I forgot to post last night (really, I exhausted myself and kinda fell over), so we can pretend this is last night’s post, and I reserve the right to catpost tonight.

The story of The Ugly Duckling was no consolation to me as a kid when I was the local ugly duckling. The promise of transcendence to super-coolness in some distant future is no consolation for being awkward and out-of-place today, especially when you’re awkward and out-of-place all the freaking time and each day takes forever. The undercurrent of hurry up and grow up, already doesn’t help.*

I wonder if there would be a better variation where the ugly duckling turns out to be a goose, who Carries out on the paddling once her goose powers kick in, exacting vengeance on all the pretty ducks who tormented her while they thought of her as only an ugly duck. (I’ve been advised that Swans can get their beat-down on much like geese.)

If I wanted to consider a less wish-fulfillment ending, the ugly duckling would grow up to become an ugly duck only to find a tribe of similarly-ugly ducks who are awesome in their own right, and don’t regard their ugly traits as ugly at all. Eventually our (now adult) ugly duckling realizes that she likes herself better now in this raft rather than what she would be in that other raft of allegedly-pretty ducks, even if she were to fit that standard of pretty, herself.

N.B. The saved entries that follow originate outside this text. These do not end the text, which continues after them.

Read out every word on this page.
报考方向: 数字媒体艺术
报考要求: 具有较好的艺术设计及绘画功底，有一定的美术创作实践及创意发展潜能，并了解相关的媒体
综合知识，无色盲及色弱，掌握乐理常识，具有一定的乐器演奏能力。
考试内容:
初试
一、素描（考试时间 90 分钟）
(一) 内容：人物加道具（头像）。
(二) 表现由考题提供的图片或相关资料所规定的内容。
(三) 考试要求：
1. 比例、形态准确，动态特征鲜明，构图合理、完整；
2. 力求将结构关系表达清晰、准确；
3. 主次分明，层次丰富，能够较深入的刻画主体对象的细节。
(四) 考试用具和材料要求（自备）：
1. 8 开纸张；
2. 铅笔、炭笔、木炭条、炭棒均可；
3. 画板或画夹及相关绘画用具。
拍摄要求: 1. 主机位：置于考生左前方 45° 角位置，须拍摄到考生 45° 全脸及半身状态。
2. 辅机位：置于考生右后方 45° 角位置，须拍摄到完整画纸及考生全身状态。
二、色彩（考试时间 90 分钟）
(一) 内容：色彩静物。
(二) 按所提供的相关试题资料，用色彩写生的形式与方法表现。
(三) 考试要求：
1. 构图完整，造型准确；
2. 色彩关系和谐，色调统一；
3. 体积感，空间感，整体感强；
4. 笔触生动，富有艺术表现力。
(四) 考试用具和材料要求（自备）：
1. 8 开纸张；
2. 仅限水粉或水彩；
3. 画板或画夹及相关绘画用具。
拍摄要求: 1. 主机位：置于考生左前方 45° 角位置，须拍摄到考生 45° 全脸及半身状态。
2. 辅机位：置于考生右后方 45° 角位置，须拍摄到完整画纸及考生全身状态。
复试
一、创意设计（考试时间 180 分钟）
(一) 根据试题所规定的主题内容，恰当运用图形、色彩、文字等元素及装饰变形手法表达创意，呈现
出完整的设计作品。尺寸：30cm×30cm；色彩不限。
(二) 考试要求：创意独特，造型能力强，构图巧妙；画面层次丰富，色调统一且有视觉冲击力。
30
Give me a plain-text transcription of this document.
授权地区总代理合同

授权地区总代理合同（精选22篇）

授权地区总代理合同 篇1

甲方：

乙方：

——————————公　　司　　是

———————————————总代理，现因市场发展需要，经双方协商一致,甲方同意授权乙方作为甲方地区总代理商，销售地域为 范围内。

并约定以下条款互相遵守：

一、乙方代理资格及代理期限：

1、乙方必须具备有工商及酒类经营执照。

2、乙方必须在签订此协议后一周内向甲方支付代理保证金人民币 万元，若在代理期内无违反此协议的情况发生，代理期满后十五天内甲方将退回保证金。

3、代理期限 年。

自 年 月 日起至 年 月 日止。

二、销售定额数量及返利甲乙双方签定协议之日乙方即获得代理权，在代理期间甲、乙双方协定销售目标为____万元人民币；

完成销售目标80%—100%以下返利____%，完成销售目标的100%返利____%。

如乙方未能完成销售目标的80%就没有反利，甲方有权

Author and sex educator Janet W. Hardy observes this process happens a lot: A (Proverbial) ugly duck often will leave her childhood paddling to discover a new paddling better suited to to her. And then gets to be princess-of-the-ball for a while as all the nice, charming drakes (and no small portion of the other ducks) decide she is the bees’ knees.

Now that I think about it, this probably relates to the thing that happens with anthropologists who go to study contemporary primitives and then go native.

This does mirror Gorilla behavior, where pubescent females are ejected from bands, but strange pubescent females (from other bands) are welcomed in. And human tribes in our hunter gatherer days would exchange young females by the young males performing raids and stealing women. (Usually on the guise of They stole my sister! Let’s go get her back!. The tribes would, conspicuously, never end up with the same young women they started with, probably because a brave mid-raid will find the local-cutie-and-future-bride more appealing than his bro’s sister-who-he-grew-up-with).

All this is to say that when my sweetheart and Problem Machine met yesterday, they got along swimmingly, and it was good reassurance to me that my raft of ducks is a pretty sweet fit.

* It’s also a false sentiment: grown-ups don’t want you to grow into a swan or an ugly duck, but magically transform into a pretty duck just like them. It’s part of their developmental process to come to the conclusion that you’re going to be your own person, and to come to accept that you’re okay for who you are even though you’re not the clone they wanted.

Edits: Style and clarity.

Geeky Afterthought: Were I playing Champions or some other customizeable super-hero game, Duck-Duck-Goose (or just Goose) would be a cool hero concept: a scrappy fighter who also can blend-in with crowds, conceal her identity with disguise and not raise suspicions behind employees only lines. Kinda a normals-level Mystique.